A China tinha 487,4 milhões de assinantes de telefonia móvel no final de abril, um aumento de 6,7 milhões sobre o mês de março, segundo o ministério da Indústria da Informação chinês, em seu site. Em fevereiro, o país tambérm havia adicionado outros 6,8 milhões de novos assinantes.

Com esses índices, o país está próximo de atingir a marca dos 500 milhões em algum momento do mês de junho, acredita o govrno.

Desde a construção da primeira rede de telefonia móvel do país asiático, em 1987, a telefonia móvel transformou a comunicação pessoal na China. Dez anos atrás, para se ter uma idéia, o país tinha 10 milhões de usuários de celular.

Até hoje, no entanto, muitos bairros residenciais ainda se apóiam na telefonia pública para fazer chamadas e nos aparelhos de pager para receber recados.

Em 2001, o número de assinantes do serviço móvel explodiu, na medida em que a economia do país também deslanchou.
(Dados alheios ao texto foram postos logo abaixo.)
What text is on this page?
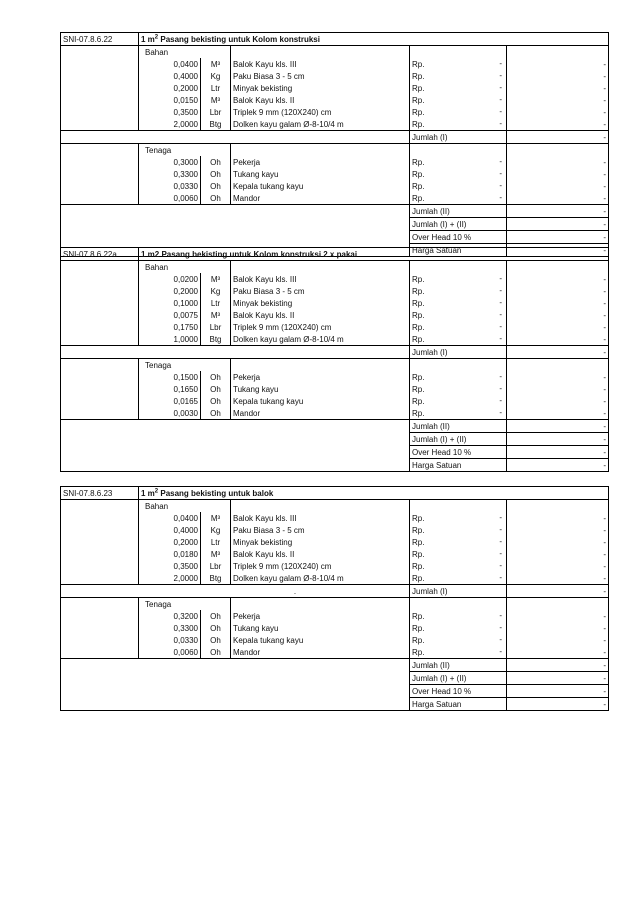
SNI-07.8.6.22	1 $m^2$ Pasang bekisting untuk Kolom konstruksi				
	Bahan				
	0,0400	M³	Balok Kayu kls. III	Rp. -	-
	0,4000	Kg	Paku Biasa 3 - 5 cm	Rp. -	-
	0,2000	Ltr	Minyak bekisting	Rp. -	-
	0,0150	M³	Balok Kayu kls. II	Rp. -	-
	0,3500	Lbr	Triplek 9 mm (120X240) cm	Rp. -	-
	2,0000	Btg	Dolken kayu galam Ø-8-10/4 m	Rp. -	-
				Jumlah (I)	-
	Tenaga				
	0,3000	Oh	Pekerja	Rp. -	-
	0,3300	Oh	Tukang kayu	Rp. -	-
	0,0330	Oh	Kepala tukang kayu	Rp. -	-
	0,0060	Oh	Mandor	Rp. -	-
				Jumlah (II)	-
				Jumlah (I) + (II)	-
				Over Head 10 %	-
				Harga Satuan	-
SNI-07.8.6.22a	1 m2 Pasang bekisting untuk Kolom konstruksi 2 x pakai				
	Bahan				
	0,0200	M³	Balok Kayu kls. III	Rp. -	-
	0,2000	Kg	Paku Biasa 3 - 5 cm	Rp. -	-
	0,1000	Ltr	Minyak bekisting	Rp. -	-
	0,0075	M³	Balok Kayu kls. II	Rp. -	-
	0,1750	Lbr	Triplek 9 mm (120X240) cm	Rp. -	-
	1,0000	Btg	Dolken kayu galam Ø-8-10/4 m	Rp. -	-
				Jumlah (I)	-
	Tenaga				
	0,1500	Oh	Pekerja	Rp. -	-
	0,1650	Oh	Tukang kayu	Rp. -	-
	0,0165	Oh	Kepala tukang kayu	Rp. -	-
	0,0030	Oh	Mandor	Rp. -	-
				Jumlah (II)	-
				Jumlah (I) + (II)	-
				Over Head 10 %	-
				Harga Satuan	-
SNI-07.8.6.23	1 $m^2$ Pasang bekisting untuk balok				
	Bahan				
	0,0400	M³	Balok Kayu kls. III	Rp. -	-
	0,4000	Kg	Paku Biasa 3 - 5 cm	Rp. -	-
	0,2000	Ltr	Minyak bekisting	Rp. -	-
	0,0180	M³	Balok Kayu kls. II	Rp. -	-
	0,3500	Lbr	Triplek 9 mm (120X240) cm	Rp. -	-
	2,0000	Btg	Dolken kayu galam Ø-8-10/4 m	Rp. -	-
.				Jumlah (I)	-
	Tenaga				
	0,3200	Oh	Pekerja	Rp. -	-
	0,3300	Oh	Tukang kayu	Rp. -	-
	0,0330	Oh	Kepala tukang kayu	Rp. -	-
	0,0060	Oh	Mandor	Rp. -	-
				Jumlah (II)	-
				Jumlah (I) + (II)	-
				Over Head 10 %	-
				Harga Satuan	-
Recentemente, o crescimento tem sido mais rápido que nunca, com o ingresso do celular definitivamente no cotidiano dos chineses.

Jason Yin, diretor da In-Stat na China, é um típico profissional chinês urbano. "Mesmo quando estou em casa, prefiro usar meu celular. O sinal é muito bom e os custos são competitivos, sem falar que tenho todos os meus contatos dentro dele", disse ele. "É tão conveniente", acrescentou.
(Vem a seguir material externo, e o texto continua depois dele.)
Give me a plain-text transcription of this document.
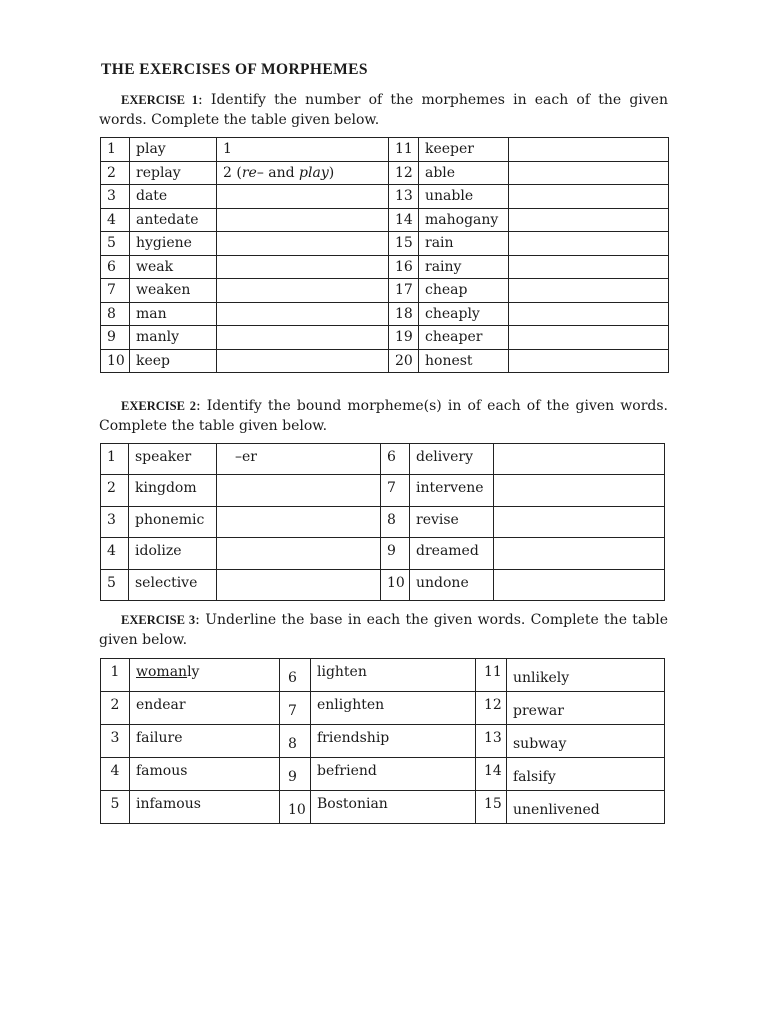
THE EXERCISES OF MORPHEMES
EXERCISE 1: Identify the number of the morphemes in each of the given words. Complete the table given below.
1	play	1	11	keeper	
2	replay	2 (re– and play)	12	able	
3	date		13	unable	
4	antedate		14	mahogany	
5	hygiene		15	rain	
6	weak		16	rainy	
7	weaken		17	cheap	
8	man		18	cheaply	
9	manly		19	cheaper	
10	keep		20	honest	
EXERCISE 2: Identify the bound morpheme(s) in of each of the given words. Complete the table given below.
1	speaker	–er	6	delivery	
2	kingdom		7	intervene	
3	phonemic		8	revise	
4	idolize		9	dreamed	
5	selective		10	undone	
EXERCISE 3: Underline the base in each the given words. Complete the table given below.
1	womanly	6	lighten	11	unlikely
2	endear	7	enlighten	12	prewar
3	failure	8	friendship	13	subway
4	famous	9	befriend	14	falsify
5	infamous	10	Bostonian	15	unenlivened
Mesmo com 500 milhões de celulares, entretanto, muitos dos chineses não possuem telefone próprio. O número representa uma taxa de penegração de 38 em cada 100 chineses, já que a China tem 1,3 bilhão de habitantes, número em pleno crescimento.
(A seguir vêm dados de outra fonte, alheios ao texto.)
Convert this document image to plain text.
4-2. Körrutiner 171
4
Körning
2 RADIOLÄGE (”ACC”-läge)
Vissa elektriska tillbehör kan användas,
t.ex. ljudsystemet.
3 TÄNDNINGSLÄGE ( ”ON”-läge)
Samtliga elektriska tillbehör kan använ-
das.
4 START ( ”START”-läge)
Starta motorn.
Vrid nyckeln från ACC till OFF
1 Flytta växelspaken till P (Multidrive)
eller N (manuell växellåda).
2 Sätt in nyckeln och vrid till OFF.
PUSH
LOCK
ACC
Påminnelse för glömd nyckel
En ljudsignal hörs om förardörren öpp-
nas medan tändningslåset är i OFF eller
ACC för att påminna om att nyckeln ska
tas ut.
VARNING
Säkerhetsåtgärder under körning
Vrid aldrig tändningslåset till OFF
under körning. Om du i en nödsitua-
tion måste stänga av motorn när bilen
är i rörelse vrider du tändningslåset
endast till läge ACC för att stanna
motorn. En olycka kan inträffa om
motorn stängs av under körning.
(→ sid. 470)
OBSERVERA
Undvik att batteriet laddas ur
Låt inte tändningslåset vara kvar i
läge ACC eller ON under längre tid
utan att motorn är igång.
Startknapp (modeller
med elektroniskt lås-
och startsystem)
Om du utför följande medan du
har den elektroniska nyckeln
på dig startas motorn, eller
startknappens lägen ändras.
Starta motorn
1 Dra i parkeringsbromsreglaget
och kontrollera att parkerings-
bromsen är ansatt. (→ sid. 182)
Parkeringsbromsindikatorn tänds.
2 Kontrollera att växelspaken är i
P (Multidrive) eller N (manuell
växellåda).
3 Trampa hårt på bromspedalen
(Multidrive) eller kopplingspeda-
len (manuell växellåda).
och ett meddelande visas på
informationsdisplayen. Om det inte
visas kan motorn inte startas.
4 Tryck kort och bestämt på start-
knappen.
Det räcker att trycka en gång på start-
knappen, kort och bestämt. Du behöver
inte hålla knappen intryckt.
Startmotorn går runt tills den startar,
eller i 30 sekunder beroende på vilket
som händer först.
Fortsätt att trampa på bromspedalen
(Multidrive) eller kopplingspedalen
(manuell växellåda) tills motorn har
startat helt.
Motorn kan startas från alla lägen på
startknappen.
A redução no preço do serviço deve garantir o crescimento nas taxas de uso, segundo Yin. As operadoras chinesas já reduziram os custos das chamadas bidirecionais, o que faz com que, desde então, os assinantes não precisem mais pagar quando recebem ligações no celular. Elas também discutem como eliminar o custo do roaming dentro da própria China.